Daily Mirror - Print Edition

Benchmark 1-year bill yield continues to show downward stubbornness

11 Jan 2024 - {{hitsCtrl.values.hits}}      

The benchmark one-year Treasury bill yield extended its weeks-long downward stickiness at the weekly bill auction held yesterday. 
This is despite the assurances by the Central Bank that it would continue on its monetary easing cycle and enter into early resolutions with the private creditors to restore external debt sustainability, which remained as a long-time hangover, over a meaningful downward shift in the yield curve.
The Central Bank offered Rs.100.0 billion in bills across the three maturities, at its second weekly bill auction for the year, where it managed to raise the entire amount, although skewing towards the six-month and three-month tenures as usual.


The Central Bank offered Rs.30.0 billion under the three-month bills, Rs.40.0 billion under the six-month bills and another Rs.30.0 billion under the one-year bills.
But the acceptances were at Rs.37.90 billion, Rs.60.36 billion and Rs.1,736 million, under the three tenures, respectively. The yield of the three-month bill came off 18 basis points to settle at 14.27 percent while the six-month bill yield shed seven basis points to end at 14.09 percent.
However, the one-year bill yield remained unchanged at 12.93 percent from last week.
Yesterday marked the fourth consecutive weekly bill auction, where the benchmark one-year bill yield stood still, reflecting an enormous rigidity from coming off.

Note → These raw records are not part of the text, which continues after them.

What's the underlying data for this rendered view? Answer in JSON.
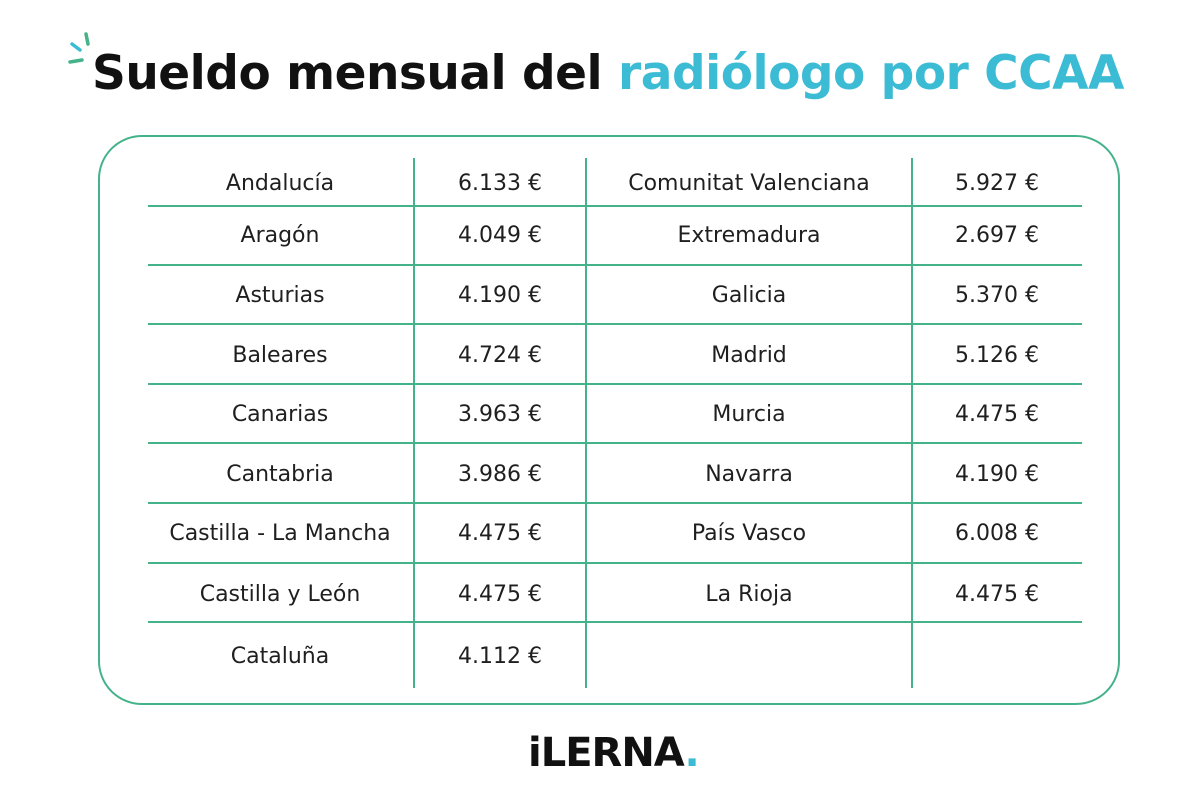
{
  "title": {
    "part1": "Sueldo mensual del",
    "part2": "radiólogo por CCAA"
  },
  "colors": {
    "accent": "#3bbcd4",
    "border": "#45b38a",
    "text": "#111111"
  },
  "table": {
    "left": [
      {
        "region": "Andalucía",
        "salary": "6.133 €"
      },
      {
        "region": "Aragón",
        "salary": "4.049 €"
      },
      {
        "region": "Asturias",
        "salary": "4.190 €"
      },
      {
        "region": "Baleares",
        "salary": "4.724 €"
      },
      {
        "region": "Canarias",
        "salary": "3.963 €"
      },
      {
        "region": "Cantabria",
        "salary": "3.986 €"
      },
      {
        "region": "Castilla - La Mancha",
        "salary": "4.475 €"
      },
      {
        "region": "Castilla y León",
        "salary": "4.475 €"
      },
      {
        "region": "Cataluña",
        "salary": "4.112 €"
      }
    ],
    "right": [
      {
        "region": "Comunitat Valenciana",
        "salary": "5.927 €"
      },
      {
        "region": "Extremadura",
        "salary": "2.697 €"
      },
      {
        "region": "Galicia",
        "salary": "5.370 €"
      },
      {
        "region": "Madrid",
        "salary": "5.126 €"
      },
      {
        "region": "Murcia",
        "salary": "4.475 €"
      },
      {
        "region": "Navarra",
        "salary": "4.190 €"
      },
      {
        "region": "País Vasco",
        "salary": "6.008 €"
      },
      {
        "region": "La Rioja",
        "salary": "4.475 €"
      }
    ]
  },
  "logo": {
    "text": "iLERNA",
    "dot": "."
  }
}
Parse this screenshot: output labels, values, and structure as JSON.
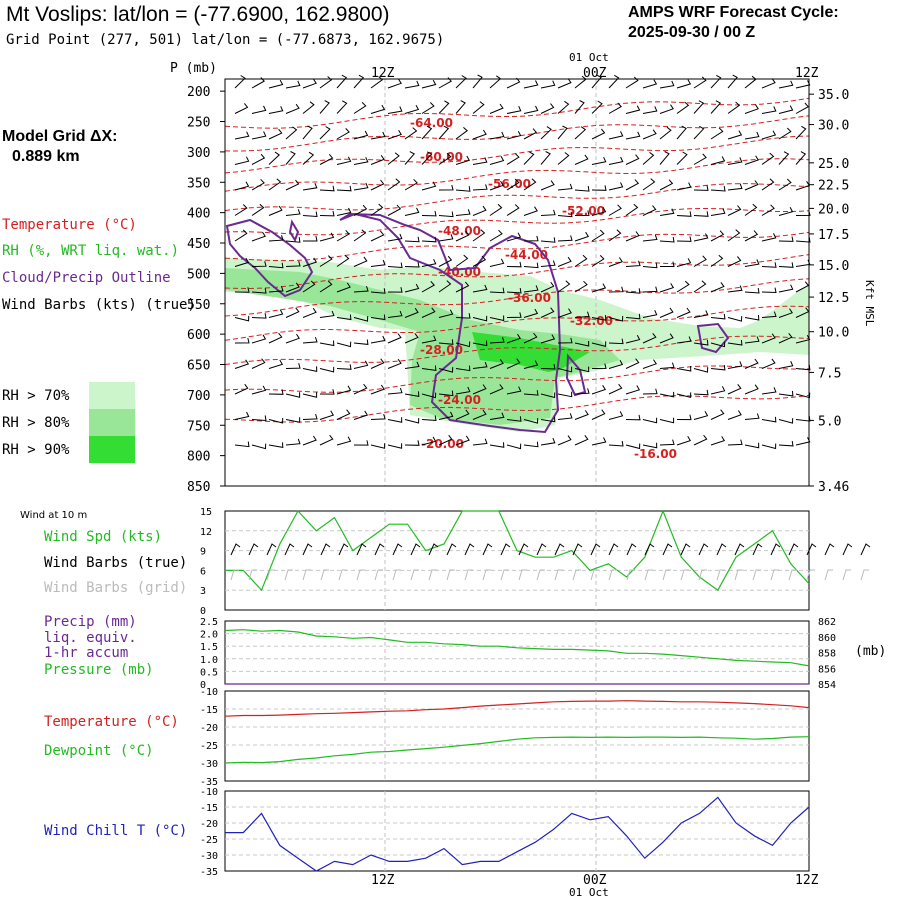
{
  "header": {
    "title": "Mt Voslips:  lat/lon = (-77.6900, 162.9800)",
    "grid_point": "Grid Point (277, 501) lat/lon = (-77.6873, 162.9675)",
    "cycle_line1": "AMPS WRF Forecast Cycle:",
    "cycle_line2": "2025-09-30 / 00  Z"
  },
  "sidebar": {
    "model_grid_label": "Model Grid ΔX:",
    "model_grid_value": "0.889 km",
    "legend": [
      {
        "label": "Temperature (°C)",
        "color": "#d42020"
      },
      {
        "label": "RH (%, WRT liq. wat.)",
        "color": "#22bb22"
      },
      {
        "label": "Cloud/Precip Outline",
        "color": "#6a2a90"
      },
      {
        "label": "Wind Barbs (kts) (true)",
        "color": "#000000"
      }
    ],
    "rh_boxes": [
      {
        "label": "RH > 70%",
        "color": "#ccf5cc"
      },
      {
        "label": "RH > 80%",
        "color": "#99e699"
      },
      {
        "label": "RH > 90%",
        "color": "#33dd33"
      }
    ]
  },
  "time_axis": {
    "top_date": "01 Oct",
    "bottom_date": "01 Oct",
    "ticks": [
      "12Z",
      "00Z",
      "12Z"
    ]
  },
  "chart_data": [
    {
      "type": "heatmap",
      "panel": "cross-section",
      "ylabel": "P (mb)",
      "right_label": "Kft MSL",
      "pressure_ticks": [
        200,
        250,
        300,
        350,
        400,
        450,
        500,
        550,
        600,
        650,
        700,
        750,
        800,
        850
      ],
      "height_ticks": [
        {
          "label": "35.0",
          "p": 205
        },
        {
          "label": "30.0",
          "p": 255
        },
        {
          "label": "25.0",
          "p": 318
        },
        {
          "label": "22.5",
          "p": 354
        },
        {
          "label": "20.0",
          "p": 393
        },
        {
          "label": "17.5",
          "p": 435
        },
        {
          "label": "15.0",
          "p": 486
        },
        {
          "label": "12.5",
          "p": 539
        },
        {
          "label": "10.0",
          "p": 596
        },
        {
          "label": "7.5",
          "p": 663
        },
        {
          "label": "5.0",
          "p": 742
        },
        {
          "label": "3.46",
          "p": 850
        }
      ],
      "temperature_labels": [
        "-64.00",
        "-60.00",
        "-56.00",
        "-52.00",
        "-48.00",
        "-44.00",
        "-40.00",
        "-36.00",
        "-32.00",
        "-28.00",
        "-24.00",
        "-20.00",
        "-16.00"
      ]
    },
    {
      "type": "line",
      "panel": "wind-10m",
      "title": "Wind at 10 m",
      "series": [
        {
          "name": "Wind Spd (kts)",
          "color": "#22bb22",
          "values": [
            6,
            6,
            3,
            10,
            15,
            12,
            14,
            9,
            11,
            13,
            13,
            9,
            10,
            15,
            15,
            15,
            9,
            8,
            8,
            9,
            6,
            7,
            5,
            8,
            15,
            8,
            5,
            3,
            8,
            10,
            12,
            7,
            4
          ]
        }
      ],
      "ylim": [
        0,
        15
      ],
      "yticks": [
        0,
        3,
        6,
        9,
        12,
        15
      ],
      "legend": [
        "Wind Spd (kts)",
        "Wind Barbs (true)",
        "Wind Barbs (grid)"
      ],
      "legend_colors": [
        "#22bb22",
        "#000000",
        "#bbbbbb"
      ]
    },
    {
      "type": "line",
      "panel": "precip-pressure",
      "legend": [
        "Precip (mm)",
        "liq. equiv.",
        "1-hr accum",
        "Pressure (mb)"
      ],
      "legend_colors": [
        "#6a2a90",
        "#6a2a90",
        "#6a2a90",
        "#22bb22"
      ],
      "ylim_left": [
        0,
        2.5
      ],
      "yticks_left": [
        "2.5",
        "2.0",
        "1.5",
        "1.0",
        "0.5",
        "0"
      ],
      "ylim_right": [
        854,
        862
      ],
      "yticks_right": [
        "862",
        "860",
        "858",
        "856",
        "854"
      ],
      "right_unit": "(mb)",
      "series": [
        {
          "name": "Pressure (mb)",
          "color": "#22bb22",
          "values": [
            860.8,
            860.9,
            860.7,
            860.8,
            860.6,
            860.1,
            860.0,
            859.8,
            859.9,
            859.6,
            859.3,
            859.3,
            859.1,
            859.0,
            858.8,
            858.8,
            858.6,
            858.5,
            858.4,
            858.4,
            858.3,
            858.2,
            857.9,
            857.9,
            857.8,
            857.6,
            857.4,
            857.2,
            857.0,
            856.9,
            856.8,
            856.7,
            856.3
          ]
        },
        {
          "name": "Precip (mm)",
          "color": "#6a2a90",
          "values": [
            0,
            0,
            0,
            0,
            0,
            0,
            0,
            0,
            0,
            0,
            0,
            0,
            0,
            0,
            0,
            0,
            0,
            0,
            0,
            0,
            0,
            0,
            0,
            0,
            0,
            0,
            0,
            0,
            0,
            0,
            0,
            0,
            0
          ]
        }
      ]
    },
    {
      "type": "line",
      "panel": "temperature",
      "ylim": [
        -35,
        -10
      ],
      "yticks": [
        "-10",
        "-15",
        "-20",
        "-25",
        "-30",
        "-35"
      ],
      "series": [
        {
          "name": "Temperature (°C)",
          "color": "#d42020",
          "values": [
            -17.0,
            -16.8,
            -16.8,
            -16.7,
            -16.5,
            -16.3,
            -16.2,
            -16.0,
            -15.8,
            -15.6,
            -15.5,
            -15.2,
            -15.0,
            -14.6,
            -14.2,
            -13.9,
            -13.6,
            -13.3,
            -13.0,
            -12.9,
            -12.8,
            -12.8,
            -12.7,
            -12.8,
            -12.9,
            -13.0,
            -13.0,
            -13.1,
            -13.3,
            -13.5,
            -13.8,
            -14.1,
            -14.6
          ]
        },
        {
          "name": "Dewpoint (°C)",
          "color": "#22bb22",
          "values": [
            -30.0,
            -29.8,
            -29.9,
            -29.6,
            -29.0,
            -28.6,
            -28.0,
            -27.6,
            -27.0,
            -26.8,
            -26.4,
            -26.0,
            -25.6,
            -25.1,
            -24.6,
            -24.0,
            -23.4,
            -23.0,
            -22.9,
            -22.8,
            -22.9,
            -22.8,
            -22.9,
            -22.8,
            -22.8,
            -22.9,
            -22.8,
            -23.0,
            -23.1,
            -23.4,
            -23.2,
            -22.8,
            -22.7
          ]
        }
      ]
    },
    {
      "type": "line",
      "panel": "wind-chill",
      "ylim": [
        -35,
        -10
      ],
      "yticks": [
        "-10",
        "-15",
        "-20",
        "-25",
        "-30",
        "-35"
      ],
      "series": [
        {
          "name": "Wind Chill T (°C)",
          "color": "#2222bb",
          "values": [
            -23,
            -23,
            -17,
            -27,
            -31,
            -35,
            -32,
            -33,
            -30,
            -32,
            -32,
            -31,
            -28,
            -33,
            -32,
            -32,
            -29,
            -26,
            -22,
            -17,
            -19,
            -18,
            -24,
            -31,
            -26,
            -20,
            -17,
            -12,
            -20,
            -24,
            -27,
            -20,
            -15
          ]
        }
      ]
    }
  ],
  "panel_labels": {
    "temperature": "Temperature (°C)",
    "temperature_color": "#d42020",
    "dewpoint": "Dewpoint (°C)",
    "dewpoint_color": "#22bb22",
    "wind_chill": "Wind Chill T (°C)",
    "wind_chill_color": "#2222bb"
  }
}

The Public Debt Department said it would keep the second phase of the subscriptions open till 4:00 p.m. today (January 11), to accept bids for the one-year bill, at the above-weighted average yield determined at the auction.
The aggregate eligible amount for subscription from the one-year bill would be 25 percent of the aggregate amount offered at the auction, it added. Presenting the monetary and financial sector policies for 2024 and beyond, the Central Bank said it would stay the course on the current easing monetary policy cycle. This is unless there is an unpredictable or exogenous event that could force it to change its direction, as medium-term inflation projections remain well anchored around 5 percent level, which is the Central Bank’s target level.
The Central Bank said it would continue its engagement with the external private sector creditors to enter into early deals to restructure their debt on comparable terms to that of the official creditors, which would help to ease any remaining uncertainties and help further downshift in the yield curve.
“An early resolution with the external private creditors on comparable terms would also contribute to the rapid dissipation of market uncertainties, thereby serving to bring down risk premia associated with government securities, leading to the desired downward shift of the yield curve,” the Central Bank added.